Tamaya wrote:
Apparently the word "Google" didn't exist before the internet, but it definitely did. In the old folk song Old Zip Coon from the 1800s it said "Google" very clearly, even though it obviously wasn't about the internet but it still said the word. So it did exist.
Could it have been Googol?
10 to the 100th power
No.

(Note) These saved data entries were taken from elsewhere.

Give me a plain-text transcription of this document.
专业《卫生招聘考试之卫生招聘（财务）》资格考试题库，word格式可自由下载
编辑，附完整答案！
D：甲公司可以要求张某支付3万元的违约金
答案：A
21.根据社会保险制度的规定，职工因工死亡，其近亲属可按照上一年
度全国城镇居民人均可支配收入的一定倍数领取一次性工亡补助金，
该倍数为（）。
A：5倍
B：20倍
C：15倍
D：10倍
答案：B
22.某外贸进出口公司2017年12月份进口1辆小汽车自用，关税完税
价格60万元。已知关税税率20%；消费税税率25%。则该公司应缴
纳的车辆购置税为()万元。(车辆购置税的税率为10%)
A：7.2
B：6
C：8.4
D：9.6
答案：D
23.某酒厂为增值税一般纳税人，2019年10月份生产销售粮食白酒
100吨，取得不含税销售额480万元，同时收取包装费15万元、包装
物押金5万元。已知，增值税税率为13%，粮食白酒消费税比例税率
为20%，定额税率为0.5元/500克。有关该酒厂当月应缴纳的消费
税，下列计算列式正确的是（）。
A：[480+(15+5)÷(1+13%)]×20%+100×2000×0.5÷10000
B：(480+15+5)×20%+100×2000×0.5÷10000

Because a little (very little) research came back with this -
Quote:
It was coined by a 9-year-old boy named Milton Sirotta in 1920 and popularized by mathematician Edward Kasner.
Quote:
OLE ZIP COON
G.W. Dixon - ca. 1835
Fiddlin' Doc Roberts
(3x) O ole Zip Coon he is a larned skoler,
Sings posum up a gum tree an conny in a holler.
(3x) Posum up a gum tree, coonny on a stump,
Den over dubble trubble, Zip coon will jump.
Chorus:
O Zip a duden duden duden zip a duden day.
O Zip a duden duden duden duden duden day.
O Zip a duden duden duden zip a duden day.
Zip a duden duden duden zip a duden day.
O ist old Suky blue skin, she is in lub wid me
I went the udder arter noon to take a dish ob tea;
What do you tink now, Suky hab for supper,
Why chicken foot an posum heel, widout any butter.
Chorus:
Did you eber see the wild goose, sailing on de ocean,
O de wild goose motion is a berry pretty notion;
Ebry time de wild goose, beckens to de swaller,
You hear him google google google google gollar.
Chorus:
I went down to Sandy Hollar t other arternoon
And the first man I chanced to meet war ole Zip Coon;
Ole Zip Coon he is a natty scholar,
For he plays upon de Banjo “Cooney in de hollar”.
Chorus:
My old Missus she’s mad wid me,
Kase I would’nt go wid her into Tennessee
Massa build him barn and put in de fodder
Twas dis ting and dat ting one ting or odder.
Chorus:
I pose you heard ob de battle New Orleans,
Whar ole Gineral Jackson gib de British beans;
Dare de Yankee boys do de job so slick, creek.
For dey cotch old Packenham an rowed him up de first.
Chorus:
I hab many tings to tork about, but dont know wich come
So here de toast to old Zip Coon before he gin to rust;
May he hab de pretty girls, like de King ob ole,
To sing dis song so many times, ’fore he turn to mole.